Americans Not Eating Enough Fruits and Vegetables

Farmers across America work hard to produce quality fruit and vegetables for consumers to eat and stay healthy.  But, according to a new government report, only about one in every 10 Americas consumes enough fruits and vegetables in his or her diet.

According to the 2005 Dietary Guidelines for Americans, people should eat between five and 13 servings  of fruits and vegetables per day. This equals to approximately two and a half to six and a half cups each day, which depends on a number of calories a person needs to consume for his or her weight and daily activities. An individual who consumes 2,000 calories per day should eat nine servings that equal to about four and a half cups of fruits and vegetables. However, fruit and vegetable consumption is extremely low and getting worse in the United States.

The United States Department of Agriculture has created guidelines to help Americans not only eat healthier but ensure they are getting the required fruits and vegetables in their diets. Below are excerpts from the  USDA website, regarding these healthy guidelines.

All food and beverage choices matter – focus on variety, amount, and nutrition.

Focus on making healthy food and beverage choices from all five food groups including fruits, vegetables, grains, protein foods, and dairy to get the nutrients you need. Eat the right amount of calories for you based on your age, sex, height, weight, and physical activity level. Building a healthier eating style can help you avoid overweight and obesity and reduce your risk of diseases such as heart disease, diabetes, and cancer.

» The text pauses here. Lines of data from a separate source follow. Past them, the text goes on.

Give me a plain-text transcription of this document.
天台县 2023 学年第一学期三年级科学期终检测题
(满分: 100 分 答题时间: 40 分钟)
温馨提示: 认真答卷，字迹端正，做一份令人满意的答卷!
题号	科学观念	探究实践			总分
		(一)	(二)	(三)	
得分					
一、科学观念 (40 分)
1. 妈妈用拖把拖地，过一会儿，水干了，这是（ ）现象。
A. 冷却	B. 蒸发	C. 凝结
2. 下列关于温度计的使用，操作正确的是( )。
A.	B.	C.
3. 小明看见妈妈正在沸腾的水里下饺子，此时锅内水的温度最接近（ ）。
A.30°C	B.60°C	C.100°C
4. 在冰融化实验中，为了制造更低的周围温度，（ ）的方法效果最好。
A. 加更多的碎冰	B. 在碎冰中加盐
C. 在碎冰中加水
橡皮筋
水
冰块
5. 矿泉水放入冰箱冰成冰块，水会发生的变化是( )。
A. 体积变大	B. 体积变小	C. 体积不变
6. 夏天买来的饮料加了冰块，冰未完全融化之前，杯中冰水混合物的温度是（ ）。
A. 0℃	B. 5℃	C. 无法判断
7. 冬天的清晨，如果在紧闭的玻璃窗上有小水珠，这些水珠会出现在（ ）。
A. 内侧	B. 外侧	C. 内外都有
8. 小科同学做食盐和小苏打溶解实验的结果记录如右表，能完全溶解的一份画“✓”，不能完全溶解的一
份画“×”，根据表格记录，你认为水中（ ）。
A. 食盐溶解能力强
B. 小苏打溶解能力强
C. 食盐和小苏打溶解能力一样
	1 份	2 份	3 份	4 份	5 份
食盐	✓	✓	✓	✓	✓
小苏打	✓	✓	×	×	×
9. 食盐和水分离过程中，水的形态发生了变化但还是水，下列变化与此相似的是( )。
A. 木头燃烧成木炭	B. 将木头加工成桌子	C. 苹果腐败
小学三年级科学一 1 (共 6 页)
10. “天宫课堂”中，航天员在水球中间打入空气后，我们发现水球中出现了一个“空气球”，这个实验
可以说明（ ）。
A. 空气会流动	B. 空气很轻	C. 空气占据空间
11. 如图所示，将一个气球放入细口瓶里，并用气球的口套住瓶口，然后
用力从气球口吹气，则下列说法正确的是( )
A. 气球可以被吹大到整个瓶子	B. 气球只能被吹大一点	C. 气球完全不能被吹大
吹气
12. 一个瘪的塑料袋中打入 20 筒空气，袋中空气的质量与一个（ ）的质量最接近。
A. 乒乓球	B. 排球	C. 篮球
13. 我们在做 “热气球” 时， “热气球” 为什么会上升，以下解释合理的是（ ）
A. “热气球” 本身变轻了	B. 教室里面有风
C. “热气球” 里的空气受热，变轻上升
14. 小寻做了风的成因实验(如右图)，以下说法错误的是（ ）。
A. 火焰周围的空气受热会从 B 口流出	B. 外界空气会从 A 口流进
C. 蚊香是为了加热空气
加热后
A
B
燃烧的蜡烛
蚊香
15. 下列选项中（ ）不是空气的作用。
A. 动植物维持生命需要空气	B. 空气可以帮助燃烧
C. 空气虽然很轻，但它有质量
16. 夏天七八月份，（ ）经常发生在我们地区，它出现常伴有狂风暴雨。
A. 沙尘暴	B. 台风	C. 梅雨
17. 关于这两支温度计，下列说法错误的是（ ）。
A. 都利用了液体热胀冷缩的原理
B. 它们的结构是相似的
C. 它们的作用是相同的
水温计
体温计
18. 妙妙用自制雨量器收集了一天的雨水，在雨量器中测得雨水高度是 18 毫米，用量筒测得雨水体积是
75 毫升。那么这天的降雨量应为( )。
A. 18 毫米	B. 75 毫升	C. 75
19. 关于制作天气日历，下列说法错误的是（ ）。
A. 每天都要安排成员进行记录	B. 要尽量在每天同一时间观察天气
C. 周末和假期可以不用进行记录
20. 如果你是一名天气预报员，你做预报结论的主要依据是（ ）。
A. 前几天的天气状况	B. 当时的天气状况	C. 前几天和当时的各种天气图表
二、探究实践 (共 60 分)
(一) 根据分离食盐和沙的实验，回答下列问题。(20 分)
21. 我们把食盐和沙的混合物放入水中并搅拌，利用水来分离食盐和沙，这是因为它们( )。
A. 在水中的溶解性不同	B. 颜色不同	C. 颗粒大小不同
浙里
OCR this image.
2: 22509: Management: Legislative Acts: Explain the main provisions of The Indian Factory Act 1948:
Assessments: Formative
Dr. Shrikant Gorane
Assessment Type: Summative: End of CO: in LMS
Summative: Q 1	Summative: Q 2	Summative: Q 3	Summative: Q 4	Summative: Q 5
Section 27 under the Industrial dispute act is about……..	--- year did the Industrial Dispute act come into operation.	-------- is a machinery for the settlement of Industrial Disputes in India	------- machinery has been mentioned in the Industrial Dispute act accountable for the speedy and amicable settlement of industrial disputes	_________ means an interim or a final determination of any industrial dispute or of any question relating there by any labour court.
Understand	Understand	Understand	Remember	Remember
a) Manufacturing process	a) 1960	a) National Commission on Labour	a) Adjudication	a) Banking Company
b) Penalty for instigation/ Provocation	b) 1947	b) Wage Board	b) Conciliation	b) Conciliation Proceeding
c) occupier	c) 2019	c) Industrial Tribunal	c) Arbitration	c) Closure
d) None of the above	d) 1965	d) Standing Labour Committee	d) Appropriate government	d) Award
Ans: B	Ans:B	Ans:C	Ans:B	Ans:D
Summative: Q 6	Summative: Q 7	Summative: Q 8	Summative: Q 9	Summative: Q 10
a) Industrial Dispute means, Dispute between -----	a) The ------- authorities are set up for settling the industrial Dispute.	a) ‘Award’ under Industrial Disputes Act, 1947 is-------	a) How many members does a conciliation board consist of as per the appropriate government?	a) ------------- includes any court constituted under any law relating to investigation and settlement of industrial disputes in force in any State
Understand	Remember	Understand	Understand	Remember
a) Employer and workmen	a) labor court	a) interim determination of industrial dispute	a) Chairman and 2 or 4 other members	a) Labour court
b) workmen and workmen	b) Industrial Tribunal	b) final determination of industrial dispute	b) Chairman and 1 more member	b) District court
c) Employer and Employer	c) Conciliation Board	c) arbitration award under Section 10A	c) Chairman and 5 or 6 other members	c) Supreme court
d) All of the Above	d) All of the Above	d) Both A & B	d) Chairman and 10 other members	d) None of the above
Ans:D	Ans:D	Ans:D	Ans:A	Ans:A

Choose an eating style low in saturated fat, sodium, and added sugars.

Use Nutrition Facts labels and ingredient lists to find amounts of saturated fat, sodium, and added sugars in the foods and beverages you choose. Look for food and drink choices that are lower in saturated fat, sodium, and added sugar. Eating fewer calories from foods high in saturated fat and added sugars can help you manage your calories and prevent overweight and obesity. Most of us eat too many foods that are high in saturated fat and added sugar. Eating foods with less sodium can reduce your risk of high blood pressure.

Make small changes to create a healthier eating style.

Think of each change as a personal “win” on your path to living healthier. Each MyWin is a change you make to build your healthy eating style. Find little victories that fit into your lifestyle and celebrate as a MyWin!

  • Start with a few of these small changes.
  • Make half your plate fruits and vegetables.
  • Focus on whole fruits.
  • Vary your veggies.
  • Make half your grains whole grains.
  • Move to low-fat and fat-free dairy.
  • Vary your protein routine.
  • Eat and drink the right amount for you.

Support healthy eating for everyone.

Create settings where healthy choices are available and affordable to you and others in your community. Professionals, policymakers, partners, industry, families, and individuals can help others in their journey to make healthy eating a part of their lives.”

Food experts and dietitians suggest that people need to learn how to spread their intake of fruit and vegetables across an entire day of eating. Find creative ways to get your required daily intake. Eating fruits and vegetables is not as expensive as people might think. In the long run, eating well will improve your health and may save you from expensive medical bills down the road.